Opinión Jueves, 3 de octubre de 2019 | Edición impresa

El amor no vence al odio - Por Claudio Barros

Las empresas detrás las redes sociales más populares afirman que trabajan para suprimir mensajes humillantes pero pocas veces lo logran.

Por Claudio Barros - cbarros@losandes.com.ar

Carlos Maza es un hombre gay de 31 años. Es hijo de inmigrantes cubanos y nació en Estados Unidos. Carlos es también una de las caras más conocidas de Vox, un sitio de noticias norteamericano, donde comparte videos con análisis y críticas a medios en la era Trump.

Sin embargo hace pocos meses pasó a ser él mismo centro de la noticia cuando decidió exponer la doble vara con la que YouTube mide lo que es apropiado decir y lo que no.

 

Su denuncia pública la hizo en base al constante acoso que recibía de Steven Crowder, un youtuber conservador y con ideología de ultraderecha. Cada vez que Maza publicaba un video con críticas a los medios por el tratamiento de noticias que involucraban al presidente Donald Trump, Crowder aparecía en YouTube a burlarse del periodista. Frecuentemente afirmaba que las investigaciones de Carlos Maza estaban basadas en su carácter de “latino y gay” y despectivamente lo llamaba “El Che Guevara maricón”. 

Así fue como Maza decidió formalizar sus quejas ante la plataforma de videos de Google con un contundente tuit: "Estos videos tienen millones de visualizaciones en YouTube. Cada vez que se publica uno, me despierto con un montón de abusos racistas/homofóbicos en Instagram y Twitter"

YouTube tomó nota y no tardó en responder. Sin embargo la declaración de la empresa sorprendió a todos: "Si bien encontramos un lenguaje claramente hiriente, los videos tal como se publicaron no violan nuestras políticas. Como plataforma abierta, es crucial para nosotros permitir que todos (...) expresen sus opiniones en el ámbito de nuestras políticas. Las opiniones pueden ser profundamente ofensivas, pero si no violan nuestras políticas, permanecerán en nuestro sitio". Así YouTube explicaba además que no eliminaría los videos ofensivos

El escándalo desatado por el enfrentamiento entre Maza y Crowder escaló aún más luego del comunicado de YouTube. Sin embargo las fuertes críticas no se hicieron esperar y la empresa tardó sólo un día en dar marcha atrás sancionando al youtuber conservador con la desmonetización de sus videos.

 

"Sé que la decisión que tomamos fue muy dolorosa para la comunidad LGBTQ. Esa no era nuestra intención en absoluto. Creo que es importante dejar eso claro. Pedimos perdón por ello", dijo Susan Wojcicki, directora ejecutiva de YouTube.

¿Fue suficiente?

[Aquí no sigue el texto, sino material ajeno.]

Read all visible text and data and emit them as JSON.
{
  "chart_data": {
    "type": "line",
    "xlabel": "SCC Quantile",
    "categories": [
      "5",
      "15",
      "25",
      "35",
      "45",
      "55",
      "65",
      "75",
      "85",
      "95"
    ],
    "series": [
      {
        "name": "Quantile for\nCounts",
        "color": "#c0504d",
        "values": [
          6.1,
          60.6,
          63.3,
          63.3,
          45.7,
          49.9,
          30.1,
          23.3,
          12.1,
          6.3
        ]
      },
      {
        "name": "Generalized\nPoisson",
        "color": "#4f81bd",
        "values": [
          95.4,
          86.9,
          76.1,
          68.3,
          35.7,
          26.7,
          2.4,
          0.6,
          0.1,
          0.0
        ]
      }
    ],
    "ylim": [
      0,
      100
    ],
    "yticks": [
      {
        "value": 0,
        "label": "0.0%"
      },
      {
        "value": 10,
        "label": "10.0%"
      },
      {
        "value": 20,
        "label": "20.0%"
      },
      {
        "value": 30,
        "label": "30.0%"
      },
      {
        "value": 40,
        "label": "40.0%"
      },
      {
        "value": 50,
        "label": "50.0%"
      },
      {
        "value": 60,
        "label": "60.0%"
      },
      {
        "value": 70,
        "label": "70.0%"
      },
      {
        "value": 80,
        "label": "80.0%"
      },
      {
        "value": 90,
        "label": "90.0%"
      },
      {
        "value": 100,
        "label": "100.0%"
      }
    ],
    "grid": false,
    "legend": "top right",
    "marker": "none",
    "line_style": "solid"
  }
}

Claramente no. El único castigo para Crowder fue no poder promover su tienda online donde vende productos con insultos homofóbicos y racistas, pero su canal pasó de tener 3,6 millones de suscriptores a los 4,1 millones que tiene actualmente.

Obviamente no es la primera vez que alguien denuncia ser blanco del odio de otros pero el caso sirve para mostrar que el doble estándar de las redes se ha vuelto un peligro social.

Así se sienten los intentos de regulación de discursos de odio en las redes

Hemos contado mil veces historias sobre cómo se censuran desnudos que aparecen en pinturas clásicas, en videos de madres amamantando o en imágenes de tribus perdidas pero poco se dice sobre la amplia tolerancia de las redes a sostener a quienes promueven el racismo o la discriminación amparados en la libertad de expresión. Porque ese fue el argumento de Crowder ante el conflicto que se generó. Para defender sus opiniones sobre Carlos Maza dijo que lo que suyo no era abuso online sino que es la víctima de lo que considera "un ejemplo de cómo una entidad de medios corporativos gigante [Vox] intenta silenciar las voces que no les gustan".

Todo el incidente sacó a la luz algo que varias investigaciones vienen revelando desde hace tiempo: el odio prevalece y es, sobre todo, lucrativo.

 

Las empresas detrás las redes sociales más populares como Facebook, Twitter, Instagram o YouTube afirman que constantemente trabajan para suprimir los discursos de odio pero pocas veces lo logran. Aunque eliminen contenidos de un usuario, otros lo vuelven a compartir o se arman canales alternativos que terminan formando una red imposible de rastrear y detener.

La regulación nunca es suficiente y es tan porosa que termina pareciendo al popular video donde se ve a una persona intentando quitar el agua de una playa con un secador de piso mientras las olas la avasallan.